Flakes were great for research, but as sheets, graphene has the potential to revolutionize
medical science, consumer electronics, and our ability to generate and store renewable
energy.
Meanwhile, across the Atlantic, the seeds of Graphene Frontiers were being sown. A.T.
Charlie Johnson, head of a nanophysics laboratory at the University of Pennsylvania,
and postdoctoral researcher Zhengtang Luo were working together on a novel
production technique. They designed an "Atmospheric Pressure Chemical Vapor
Deposition" (APCVD) -- a process common to the semiconductor industry -- for making
graphene sheets.
Inexpensive, plentiful graphene is poised to send ripples through the supply chain and
enable flexible organic electronics to come to market. This new consumer technology -which uses carbon-based polymers instead of copper or silicone -- promises ultrathin,
flexible, sun-powered consumer devices and sheets of solar panels printed in rolls.
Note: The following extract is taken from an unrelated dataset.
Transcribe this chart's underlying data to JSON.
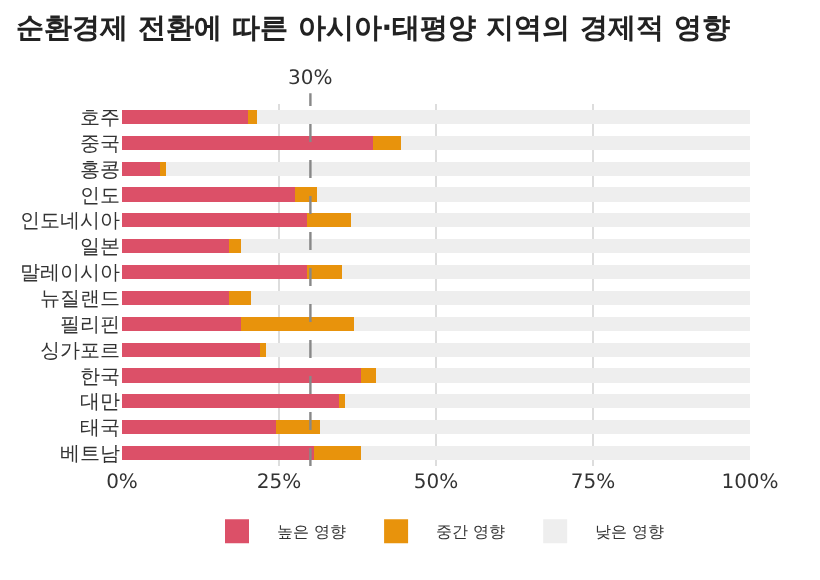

Johnson and Luo's company, Graphene Frontiers, is among the first manufacturers of
commercial-grade sheet graphene in the world. The company began atPenn's UPStart, a
program dedicated to technology commercialization. They eventually hired CEO Mike
Patterson, a Wharton MBA and former SVP of global delivery for Bank of America.
In 2011, iCorps accepted Graphene Frontiers into their first cohort and the company
worked with entrepreneurial giant Steve Blank. In 2012, they opened their headquarters
at the University City Science Center's Port Business Incubator. Graphene Frontiers
receives grants from the National Science Foundations Small Business Innovation
Research Program and has earned an additional $500,000 in angel investment.
"You could do a lot with this material if you could manage to make a lot of it," says
Patterson. "Thats what [Graphene Frontiers] does. We have a way to make large-area
pieces of graphene relatively cheaply."